The argument doesn't wash with everyone.

"You have to provide the screening test and the drug to everyone who's at risk. Some small fraction would be beneficiaries. Most of the time the cost that has been incurred far outweighs the cost that’s saved from preventing people from having an acute episode," said Helen Halpin, director of the Center for Health And Public Policy Studies at the University of California, Berkeley (search).

Halpin and other experts say re-importation of drugs — the Andrews' solution  — may provide short-term relief, but a better way to lower drug prices over time is to negotiate with the drug companies as other countries do.

"There's no reason given the size of the [Medicare] program why the federal government should not be able to negotiate as good if not better a price than other countries get. It's ridiculous," Halpin said.

"One would expect that if we began to legalize re-importation what is going to happen is drug companies are going to raise the prices that they charge to other countries and lower the prices that they charge to everyone here," said Robert Reischauer, president of the Urban Institute (search), who qualified the outcome by suggesting that the savings would be relatively small.

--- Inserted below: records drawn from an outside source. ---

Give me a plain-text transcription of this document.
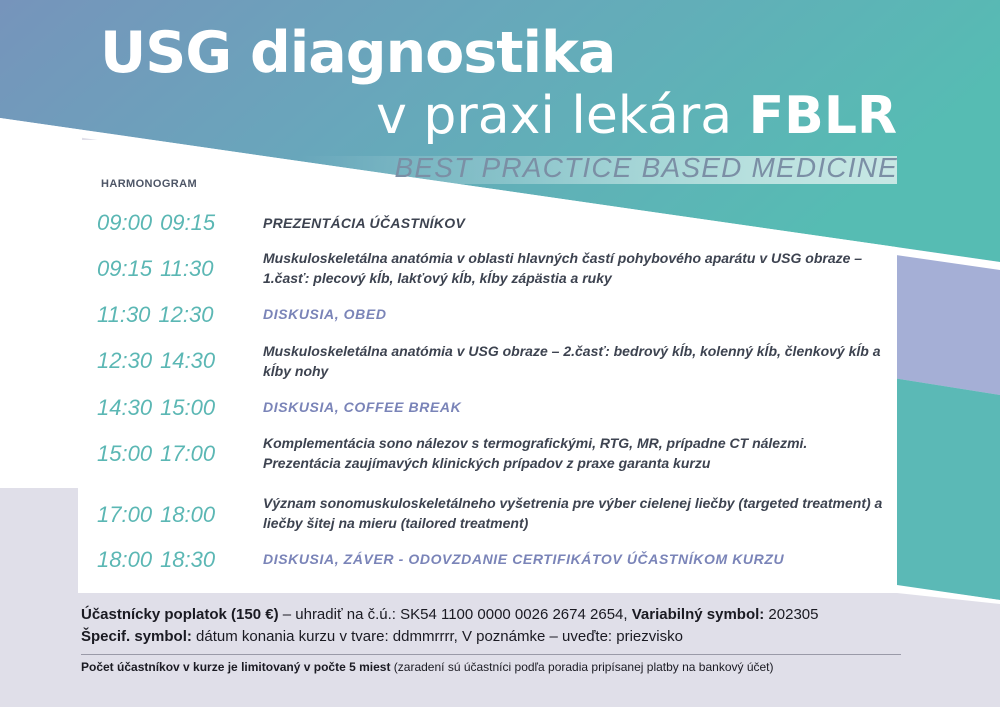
USG diagnostika
v praxi lekára FBLR
BEST PRACTICE BASED MEDICINE
HARMONOGRAM
09:00 09:15	PREZENTÁCIA ÚČASTNÍKOV
09:15 11:30	Muskuloskeletálna anatómia v oblasti hlavných častí pohybového aparátu v USG obraze – 1.časť: plecový kĺb, lakťový kĺb, kĺby zápästia a ruky
11:30 12:30	DISKUSIA, OBED
12:30 14:30	Muskuloskeletálna anatómia v USG obraze – 2.časť: bedrový kĺb, kolenný kĺb, členkový kĺb a kĺby nohy
14:30 15:00	DISKUSIA, COFFEE BREAK
15:00 17:00	Komplementácia sono nálezov s termografickými, RTG, MR, prípadne CT nálezmi. Prezentácia zaujímavých klinických prípadov z praxe garanta kurzu
17:00 18:00	Význam sonomuskuloskeletálneho vyšetrenia pre výber cielenej liečby (targeted treatment) a liečby šitej na mieru (tailored treatment)
18:00 18:30	DISKUSIA, ZÁVER - ODOVZDANIE CERTIFIKÁTOV ÚČASTNÍKOM KURZU
Účastnícky poplatok (150 €) – uhradiť na č.ú.: SK54 1100 0000 0026 2674 2654, Variabilný symbol: 202305
Špecif. symbol: dátum konania kurzu v tvare: ddmmrrrr, V poznámke – uveďte: priezvisko
Počet účastníkov v kurze je limitovaný v počte 5 miest (zaradení sú účastníci podľa poradia pripísanej platby na bankový účet)
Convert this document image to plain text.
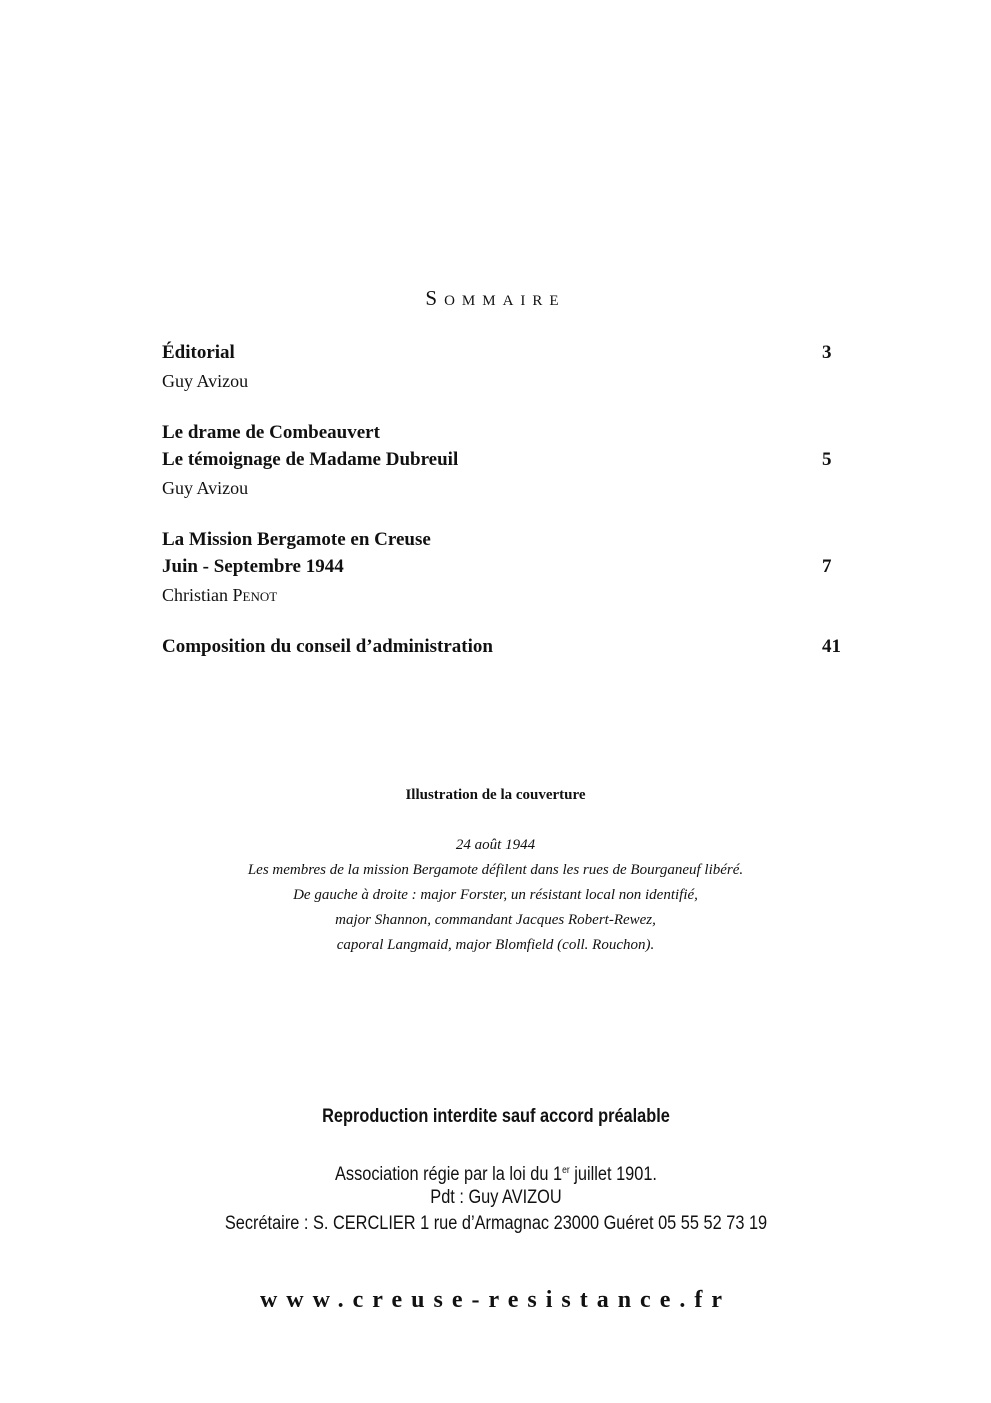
Sommaire
Éditorial	3
Guy Avizou
Le drame de Combeauvert
Le témoignage de Madame Dubreuil	5
Guy Avizou
La Mission Bergamote en Creuse
Juin - Septembre 1944	7
Christian Penot
Composition du conseil d’administration	41
Illustration de la couverture
24 août 1944
Les membres de la mission Bergamote défilent dans les rues de Bourganeuf libéré.
De gauche à droite : major Forster, un résistant local non identifié,
major Shannon, commandant Jacques Robert-Rewez,
caporal Langmaid, major Blomfield (coll. Rouchon).
Reproduction interdite sauf accord préalable
Association régie par la loi du 1er juillet 1901.
Pdt : Guy AVIZOU
Secrétaire : S. CERCLIER 1 rue d’Armagnac 23000 Guéret 05 55 52 73 19
www.creuse-resistance.fr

Halpin said Congress erred when it wrote into the new Medicare law that the federal government cannot negotiate lower prices with the drug companies. She called this provision an "extraordinary gift" to the pharmaceutical companies.

She said that Medicare could have followed the model of private health insurance and negotiated discounts of 30 to 40 percent. Instead, Medicare has chosen to buy the drugs at the prices set by the company.

But Joe Antos, a scholar at the American Enterprise Institute (search), said any efforts by Washington to negotiate lower prices en masse would be the same as setting price controls since, with the new law, the government controls at least 40 percent of the market share on prescription drugs. The effect on the drug industry — and consequently consumers — would be a big negative.

"If you had price controls, the huge pool of resources that the big pharmaceuticals accumulate would begin to shrink, and therefore less money would go into research," Antos said. There would be "a change in the mix of products that came newly on the market away from blockbuster drugs. That would be a tremendous loss."

Halpin and Reischauer say most health insurance companies pay for drugs as soon as the Food and Drug Administration (search) approves them, but that is not the most cost-effective way to operate. Unfortunately, they say, nobody is pushing for a cost-benefit analyses.

"The FDA never compares one drug against another drug in the same class and therefore have the opportunity to look at the relative cost-effectiveness. The drug companies don’t want that information. It's almost collusion around not making this kind of comparison. We can't make these decisions about how to spend public dollars without knowing things like that," Halpin said.

Reischauer proposed the development of a new, multi-billion dollar "quasi-government entity that had this responsibility, and one which didn’t only test the pharmaceuticals, but also tested devices and procedures."

Not all experts agree that this model of research would be appropriate. While more information would be valuable, Antos worried that setting up an agency or having the FDA conduct further trials before approving Medicare to pay for the drugs might be a mistake.

"The verifiable science may not catch up with the innovation or experimentation that takes place in the real world. I'm a little worried about cutting off patients from potentially lifesaving treatments because we didn’t happen to fund that study this year," Antos said. "Saying if we don’t go through that process, we're not going to cover it, that may be considered cruel and unusual punishment."